= Carroll Martin =

American sports executive (1914–1985)

Carroll Martin (1914–1985) was the general manager of the Houston Oilers and an executive in the front office of the American Football League in the 1960s.

Martin was born in North Carolina in 1914 and moved to Houston in 1932 to attend Rice University. While at Rice, Martin became involved with the school's ticket sales program. After his graduation, Rice administrators hired Martin to be in charge of the university’s ticket operations. This experience led to additional positions promoting ticket sales for various Houston area sporting events, including the head of ticket operations for the Houston Fat Stock Show (now known as the Houston Livestock Show and Rodeo), head of ticket operations for the 1947 Houston Buffs (minor league baseball team), and head of ticket operations for the inaugural Bluebonnet Bowl (college football bowl game) in 1959.
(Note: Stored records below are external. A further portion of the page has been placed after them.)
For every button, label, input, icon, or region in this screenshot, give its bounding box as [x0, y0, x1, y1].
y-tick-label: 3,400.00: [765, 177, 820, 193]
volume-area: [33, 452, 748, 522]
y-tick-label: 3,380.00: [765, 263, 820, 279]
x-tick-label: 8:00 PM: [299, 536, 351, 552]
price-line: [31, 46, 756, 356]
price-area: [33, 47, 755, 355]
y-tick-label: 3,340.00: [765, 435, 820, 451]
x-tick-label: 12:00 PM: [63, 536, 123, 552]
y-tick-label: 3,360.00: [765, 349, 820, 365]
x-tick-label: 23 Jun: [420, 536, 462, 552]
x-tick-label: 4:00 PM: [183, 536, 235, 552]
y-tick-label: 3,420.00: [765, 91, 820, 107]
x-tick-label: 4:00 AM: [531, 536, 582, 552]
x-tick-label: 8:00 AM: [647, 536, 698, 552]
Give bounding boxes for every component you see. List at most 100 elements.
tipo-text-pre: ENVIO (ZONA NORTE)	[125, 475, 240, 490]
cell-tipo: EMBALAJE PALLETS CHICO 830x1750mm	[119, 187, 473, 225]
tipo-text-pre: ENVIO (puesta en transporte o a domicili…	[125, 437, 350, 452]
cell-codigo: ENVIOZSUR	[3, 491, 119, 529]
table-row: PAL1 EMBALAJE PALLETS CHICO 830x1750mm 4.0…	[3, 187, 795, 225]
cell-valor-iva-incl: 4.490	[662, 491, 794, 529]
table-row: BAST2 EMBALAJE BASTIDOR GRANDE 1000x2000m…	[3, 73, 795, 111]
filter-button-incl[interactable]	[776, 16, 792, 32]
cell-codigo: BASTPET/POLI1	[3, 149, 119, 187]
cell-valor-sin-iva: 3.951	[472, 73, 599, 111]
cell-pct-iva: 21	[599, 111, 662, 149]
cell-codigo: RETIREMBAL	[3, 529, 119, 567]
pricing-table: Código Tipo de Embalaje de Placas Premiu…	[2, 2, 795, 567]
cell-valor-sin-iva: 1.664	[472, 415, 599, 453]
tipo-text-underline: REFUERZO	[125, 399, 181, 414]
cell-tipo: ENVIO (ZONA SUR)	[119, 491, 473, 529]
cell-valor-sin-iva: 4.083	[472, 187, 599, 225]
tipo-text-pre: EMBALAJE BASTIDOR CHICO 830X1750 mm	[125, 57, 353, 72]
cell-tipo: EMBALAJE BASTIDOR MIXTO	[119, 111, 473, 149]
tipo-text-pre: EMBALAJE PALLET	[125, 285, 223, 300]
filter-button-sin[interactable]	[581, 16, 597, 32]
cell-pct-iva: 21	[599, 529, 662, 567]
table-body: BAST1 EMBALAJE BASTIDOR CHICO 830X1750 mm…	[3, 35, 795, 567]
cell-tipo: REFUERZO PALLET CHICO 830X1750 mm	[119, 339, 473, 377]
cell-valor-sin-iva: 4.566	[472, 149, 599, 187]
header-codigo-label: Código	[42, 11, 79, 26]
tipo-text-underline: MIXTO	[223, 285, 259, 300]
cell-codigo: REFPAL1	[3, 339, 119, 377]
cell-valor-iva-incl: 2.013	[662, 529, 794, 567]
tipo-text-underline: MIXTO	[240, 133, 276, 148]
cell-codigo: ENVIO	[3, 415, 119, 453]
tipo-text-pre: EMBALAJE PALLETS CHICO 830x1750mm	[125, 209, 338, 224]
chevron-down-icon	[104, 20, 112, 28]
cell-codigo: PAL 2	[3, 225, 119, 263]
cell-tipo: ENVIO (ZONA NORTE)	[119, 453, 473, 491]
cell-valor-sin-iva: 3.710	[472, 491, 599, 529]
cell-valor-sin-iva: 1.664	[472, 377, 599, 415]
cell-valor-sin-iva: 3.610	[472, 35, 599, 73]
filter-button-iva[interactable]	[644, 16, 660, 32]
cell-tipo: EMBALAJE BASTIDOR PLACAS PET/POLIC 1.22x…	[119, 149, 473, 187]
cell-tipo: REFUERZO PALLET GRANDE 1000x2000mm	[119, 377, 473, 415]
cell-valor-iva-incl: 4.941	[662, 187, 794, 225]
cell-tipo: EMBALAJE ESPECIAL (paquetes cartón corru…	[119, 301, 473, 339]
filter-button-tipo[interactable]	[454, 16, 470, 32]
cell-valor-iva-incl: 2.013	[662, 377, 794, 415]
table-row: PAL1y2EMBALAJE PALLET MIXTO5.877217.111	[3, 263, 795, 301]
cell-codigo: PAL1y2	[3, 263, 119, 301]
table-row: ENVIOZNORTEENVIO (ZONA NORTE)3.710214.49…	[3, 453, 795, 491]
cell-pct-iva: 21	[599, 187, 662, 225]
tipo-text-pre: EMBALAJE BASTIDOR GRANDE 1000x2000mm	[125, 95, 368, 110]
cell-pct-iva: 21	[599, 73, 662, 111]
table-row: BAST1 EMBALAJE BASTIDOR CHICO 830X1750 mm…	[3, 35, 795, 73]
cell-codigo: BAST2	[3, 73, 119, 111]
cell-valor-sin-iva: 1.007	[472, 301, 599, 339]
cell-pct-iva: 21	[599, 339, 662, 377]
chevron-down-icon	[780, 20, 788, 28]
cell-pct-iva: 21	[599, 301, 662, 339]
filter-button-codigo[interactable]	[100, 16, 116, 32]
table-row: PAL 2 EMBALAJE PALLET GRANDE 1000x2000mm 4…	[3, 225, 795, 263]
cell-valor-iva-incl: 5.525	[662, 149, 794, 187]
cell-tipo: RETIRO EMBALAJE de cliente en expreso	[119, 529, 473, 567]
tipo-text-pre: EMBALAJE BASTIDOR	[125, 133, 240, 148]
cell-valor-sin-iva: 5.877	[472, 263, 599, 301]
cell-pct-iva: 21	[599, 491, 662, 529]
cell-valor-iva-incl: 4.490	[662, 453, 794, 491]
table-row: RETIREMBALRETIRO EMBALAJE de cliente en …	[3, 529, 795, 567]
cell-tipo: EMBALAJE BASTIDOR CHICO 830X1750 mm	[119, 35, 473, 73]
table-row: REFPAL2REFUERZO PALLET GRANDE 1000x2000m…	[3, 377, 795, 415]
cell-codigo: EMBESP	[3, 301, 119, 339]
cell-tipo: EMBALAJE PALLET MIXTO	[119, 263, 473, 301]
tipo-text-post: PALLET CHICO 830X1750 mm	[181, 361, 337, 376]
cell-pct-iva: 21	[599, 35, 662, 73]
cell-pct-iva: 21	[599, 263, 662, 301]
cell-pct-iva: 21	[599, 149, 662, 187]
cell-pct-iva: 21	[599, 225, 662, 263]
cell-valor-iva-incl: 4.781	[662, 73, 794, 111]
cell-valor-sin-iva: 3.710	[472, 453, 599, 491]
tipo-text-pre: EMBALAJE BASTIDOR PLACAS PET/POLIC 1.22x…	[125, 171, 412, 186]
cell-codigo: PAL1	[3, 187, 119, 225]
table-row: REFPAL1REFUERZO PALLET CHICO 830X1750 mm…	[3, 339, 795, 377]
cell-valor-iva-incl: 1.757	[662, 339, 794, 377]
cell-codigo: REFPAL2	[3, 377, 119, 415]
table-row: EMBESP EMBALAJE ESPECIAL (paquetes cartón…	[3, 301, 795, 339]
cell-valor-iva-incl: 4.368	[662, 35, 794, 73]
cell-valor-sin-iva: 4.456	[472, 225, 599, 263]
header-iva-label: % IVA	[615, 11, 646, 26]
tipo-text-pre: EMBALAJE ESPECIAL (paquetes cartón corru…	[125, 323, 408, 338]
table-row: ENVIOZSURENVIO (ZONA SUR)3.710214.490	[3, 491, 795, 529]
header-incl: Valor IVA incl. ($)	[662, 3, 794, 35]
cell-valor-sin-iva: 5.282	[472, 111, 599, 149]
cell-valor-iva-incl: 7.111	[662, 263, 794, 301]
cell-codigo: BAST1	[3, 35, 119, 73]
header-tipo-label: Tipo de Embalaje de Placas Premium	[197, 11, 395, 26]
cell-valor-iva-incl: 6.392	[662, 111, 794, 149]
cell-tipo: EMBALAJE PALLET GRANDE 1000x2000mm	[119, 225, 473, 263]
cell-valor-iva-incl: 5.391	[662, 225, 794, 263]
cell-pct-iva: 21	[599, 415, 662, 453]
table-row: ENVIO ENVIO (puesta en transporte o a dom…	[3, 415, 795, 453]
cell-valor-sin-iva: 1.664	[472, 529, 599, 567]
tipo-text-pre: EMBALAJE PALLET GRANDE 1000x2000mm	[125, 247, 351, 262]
In 1960, Houston business executive, Bud Adams, helped launch a new American professional football league, the American Football League (AFL). Adams hired Martin as director of ticket sales for the AFL’s Houston franchise, the Houston Oilers. In March 1963, Adams promoted to Martin to assistant general manager. In June 1964, Adams promoted Martin to general manager when Adams dismissed the Oilers head coach and general manager, Pop Ivy, following a disappointing 1963 season. After two years as the Oilers general manager where the team finished with two consecutive 4–10 seasons, AFL commissioner Al Davis hired Martin into the front office of the AFL in 1966 where he served as the league’s administrative assistant. In 1969, the AFL merged with the National Football League (NFL). All of the former AFL teams, including the Houston Oilers, joined the NFL. In 1997, the Houston Oilers moved to Tennessee and exists today as the Tennessee Titans.

Martin died in 1985, leaving behind his wife, Mary Helen, and two children, Helen Carol and Robin. He is buried at Memorial Oaks Cemetery in Houston Texas.